Several new directions will be pursued for better quantification of this work. First are histological studies, including TUNEL (terminal deoxynucleotidyl transferace biotin-dUTP nick end labeling), caspase-3, and factor VIII immunohistological staining, will be conducted to correlate total irradiance and irradiance rate vascular effects as observed by histology with IS-DOCT results. Second, the clinically validated field of Doppler ultrasound imaging has several potential signal processing tools for quantifying vasculature, of which power Doppler (PD) is of particular interest. We are currently investigating PD signal processing for OCT as a method to improve our ability to quantify the vascular response of PDT. Third, under high-frequency ultrasound guidance, the 3-D tumor morphology can be imaged.

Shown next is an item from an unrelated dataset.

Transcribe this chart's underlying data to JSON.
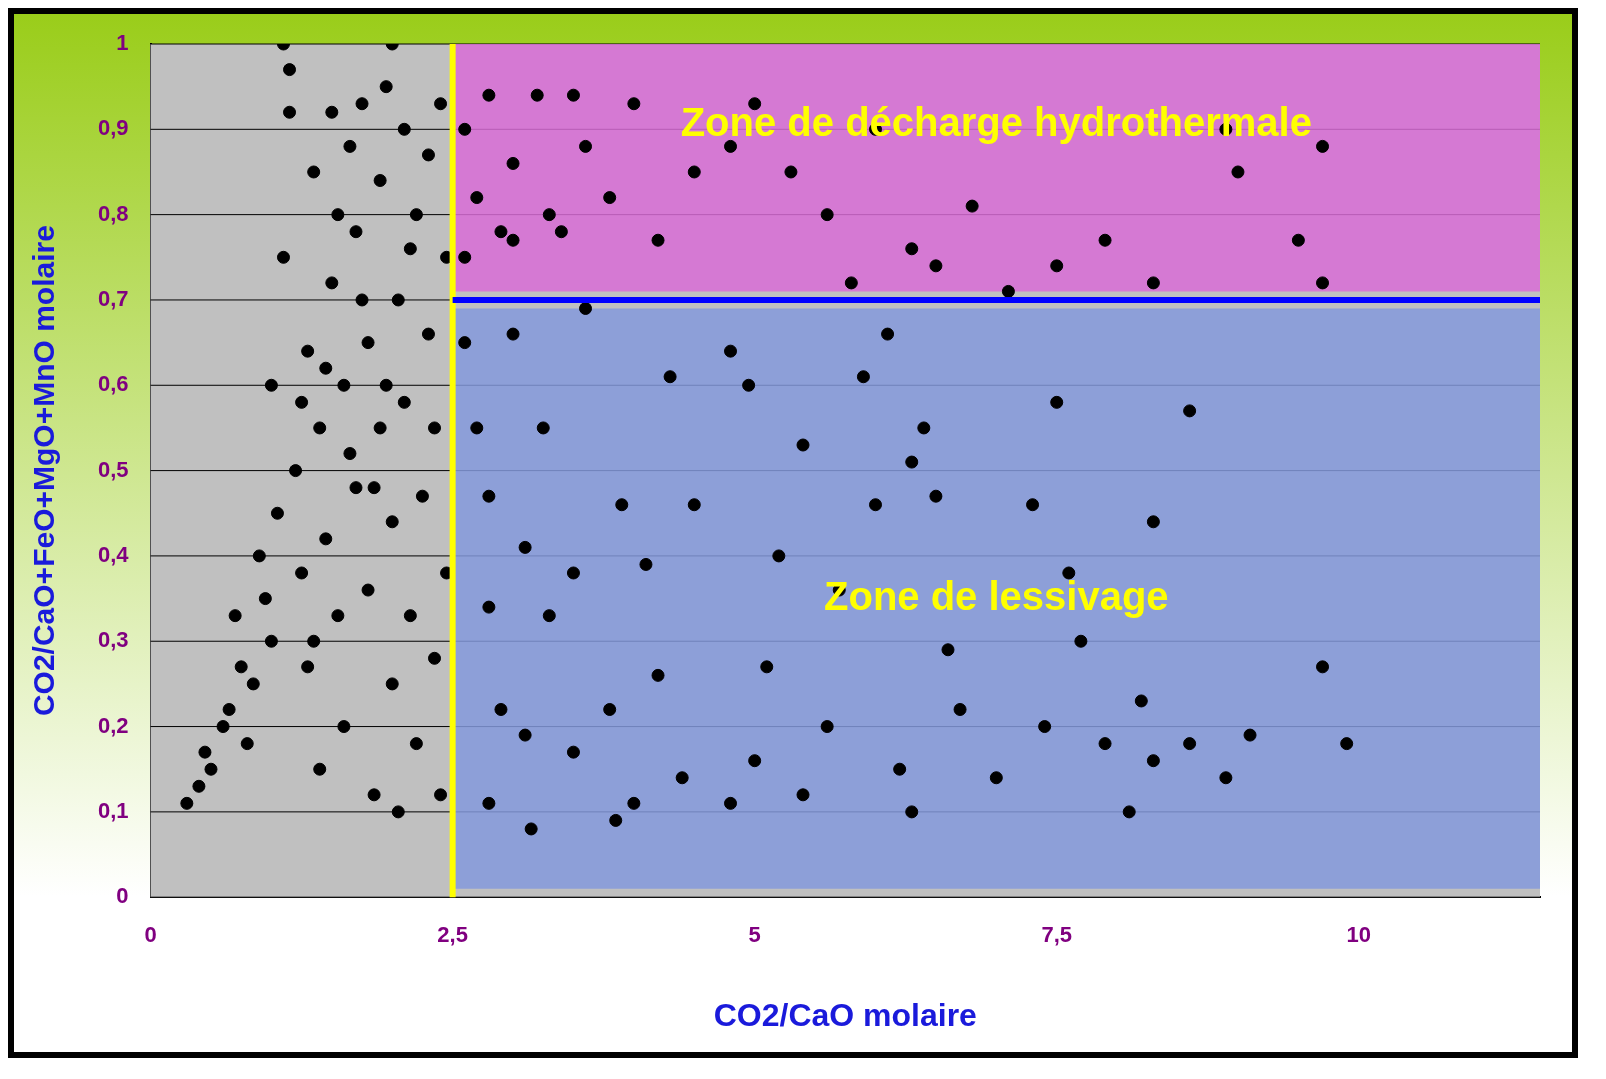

These images can then be used to approximate the epidermal thickness and 3-D position of the interstitial probe, enabling calculations of light propagation in tissue, to approximate the actual subsurface fluence in the region imaged by IS-DOCT. In addition, comparisons of IS-DOCT imaging metrics to other measurable microvascular responses (e.g., derived from inravital microscopy or micro-CT data) should further elucidate the relationship between tumor microvasculature (changes) and PDT (response). This in turn may provide the necessary tools for accurate real-time guidance and early assessment of the therapeutic efficacy of PDT.

5.

Conclusions

The results of this study demonstrate the ability of IS-DOCT to detect and monitor microvascular changes prior to, during, and after PDT deep within the tumor in real time, yielding quantitative measures of the vascular response to different treatment conditions. IS-DOCT may be an effective tool for high-resolution, real-time visualization and monitoring of the tissue microvascular response to PDT. This capability may play an important role in pretreatment planning, feedback control for treatment optimization, determining treatment endpoints, and post-treatment assessment. With the interstitial probe capability, DOCT is no longer restricted to subepithelial, intraluminal, or transparent organ imaging. This technique may be used to image microstructure and microvasculature on deeply situated organs such as the liver, brain, or prostate. Further, quantifying vascular targeted drugs and imaging early embryonic development in vivo are envisioned.